Amnesty International a
condamné mercredi 08 février dans un communiqué le projet de loi contre
l’homosexualité en Ouganda.

Dans le communiqué,
Michelle Kagari, directrice adjointe du Programme Afrique à Amnesty
International a souligné: ‘Il est alarmant et décevant que le Parlement
ougandais examine encore une fois ce projet de loi’.

 Pour l’Organisation,  la réintroduction du projet de loi contre
l’homosexualité devant le Parlement ougandais de ‘violation grave des droits de
l’homme’ qui doit être rejetée.


‘Son adoption représentera une violation grave des
droits de tous les Ougandais, quelle que soit leur orientation sexuelle’,
a-t-elle ajouté.

Dans le cadre de ce projet de loi, les homosexuels
en Ouganda sont passibles de la peine de mort pour ‘homosexualité notoire’, une
définition qui implique le consentement des deux partenaires sexuels.
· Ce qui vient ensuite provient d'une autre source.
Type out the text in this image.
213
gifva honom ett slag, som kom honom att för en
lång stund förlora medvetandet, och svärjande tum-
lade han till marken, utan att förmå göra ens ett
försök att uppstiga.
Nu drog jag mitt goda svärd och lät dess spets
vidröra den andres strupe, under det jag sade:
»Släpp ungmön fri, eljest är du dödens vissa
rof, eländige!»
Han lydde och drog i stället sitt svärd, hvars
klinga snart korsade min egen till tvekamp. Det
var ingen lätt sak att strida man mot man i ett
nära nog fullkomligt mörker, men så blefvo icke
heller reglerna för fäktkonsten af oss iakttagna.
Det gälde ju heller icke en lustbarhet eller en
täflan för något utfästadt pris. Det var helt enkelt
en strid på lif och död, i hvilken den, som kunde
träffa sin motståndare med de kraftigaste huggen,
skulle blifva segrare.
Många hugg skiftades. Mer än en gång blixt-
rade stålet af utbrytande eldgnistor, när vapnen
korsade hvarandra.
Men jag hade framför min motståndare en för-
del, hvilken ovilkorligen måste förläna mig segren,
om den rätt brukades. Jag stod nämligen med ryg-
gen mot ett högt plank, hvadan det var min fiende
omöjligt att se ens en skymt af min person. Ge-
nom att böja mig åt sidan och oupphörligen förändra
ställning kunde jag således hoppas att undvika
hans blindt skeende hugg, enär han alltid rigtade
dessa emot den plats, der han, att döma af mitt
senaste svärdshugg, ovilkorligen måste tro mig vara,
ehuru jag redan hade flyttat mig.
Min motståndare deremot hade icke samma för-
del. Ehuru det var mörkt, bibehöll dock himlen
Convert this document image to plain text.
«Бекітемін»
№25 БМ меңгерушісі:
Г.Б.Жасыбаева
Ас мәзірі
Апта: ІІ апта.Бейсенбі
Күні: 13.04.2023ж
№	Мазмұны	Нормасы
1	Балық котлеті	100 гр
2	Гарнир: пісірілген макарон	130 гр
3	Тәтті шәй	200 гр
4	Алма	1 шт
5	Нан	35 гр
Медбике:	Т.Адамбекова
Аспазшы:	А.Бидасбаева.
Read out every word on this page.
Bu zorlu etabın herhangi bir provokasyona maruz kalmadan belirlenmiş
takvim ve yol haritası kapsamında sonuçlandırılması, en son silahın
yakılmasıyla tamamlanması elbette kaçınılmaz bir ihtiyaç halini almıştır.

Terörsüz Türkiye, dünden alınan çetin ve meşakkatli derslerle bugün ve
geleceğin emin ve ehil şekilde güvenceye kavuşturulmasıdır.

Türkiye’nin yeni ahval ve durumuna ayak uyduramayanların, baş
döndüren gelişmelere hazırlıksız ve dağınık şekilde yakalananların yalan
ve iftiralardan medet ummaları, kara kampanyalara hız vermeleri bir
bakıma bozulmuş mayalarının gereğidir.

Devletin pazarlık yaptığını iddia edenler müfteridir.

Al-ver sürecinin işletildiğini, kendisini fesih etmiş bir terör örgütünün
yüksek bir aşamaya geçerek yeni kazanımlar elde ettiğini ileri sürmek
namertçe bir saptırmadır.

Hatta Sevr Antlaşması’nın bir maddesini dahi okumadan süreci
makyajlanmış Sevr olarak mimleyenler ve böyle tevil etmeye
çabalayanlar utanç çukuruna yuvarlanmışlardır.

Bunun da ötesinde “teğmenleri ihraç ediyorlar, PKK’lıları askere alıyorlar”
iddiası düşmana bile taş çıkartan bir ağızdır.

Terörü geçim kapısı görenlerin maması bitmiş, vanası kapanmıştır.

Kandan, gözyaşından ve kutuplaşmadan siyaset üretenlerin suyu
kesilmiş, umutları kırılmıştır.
Ce projet de loi prévoit des dispositions
draconiennes en plus de l’interdiction qui frappe déjà les relations sexuelles
consenties entre personnes de même sexe, qui viole déjà les lois
internationales.

Il a également pour objectif de pénaliser la
‘promotion’ de l’homosexualité. Il prescrit également un dépistage du VIH/SIDA
obligatoire dans certaines circonstances et prévoit des peines d’emprisonnement
à vie pour les personnes du même sexe qui se marient.

La non-dénonciation des homosexuels constitue
également un délit aux yeux de ce projet de loi.

Amnesty International estime que ce projet de loi
va considérablement compliquer le travail des défenseurs des droits humains et
de ceux qui vont se trouver en conflit avec la loi en menant simplement des
activités légitimes.

‘Les effets de l’adoption de ce projet de loi
dépasseront largement le seul cercle des gays et des lesbiennes en Ouganda, en
s’opposant au travail légitime de la société civile, des personnels de santé et
des responsables communautaires’, a estimé Michelle Kagari.

Lors de sa réintroduction devant le Parlement, le
président de l’institution a informé les députés qu’il ne serait pas nécessaire
que le projet de loi soit à nouveau examiné par la Commission des affaires
juridiques et législatives, ce qui fait craindre aux ONG que son adoption
puisse être imminente.

Ce projet de loi avait été introduit pour la
première fois en 2009 par le député David Bahari, qui a déclaré que
l’homosexualité représente une menace sérieuse pour les valeurs familiales.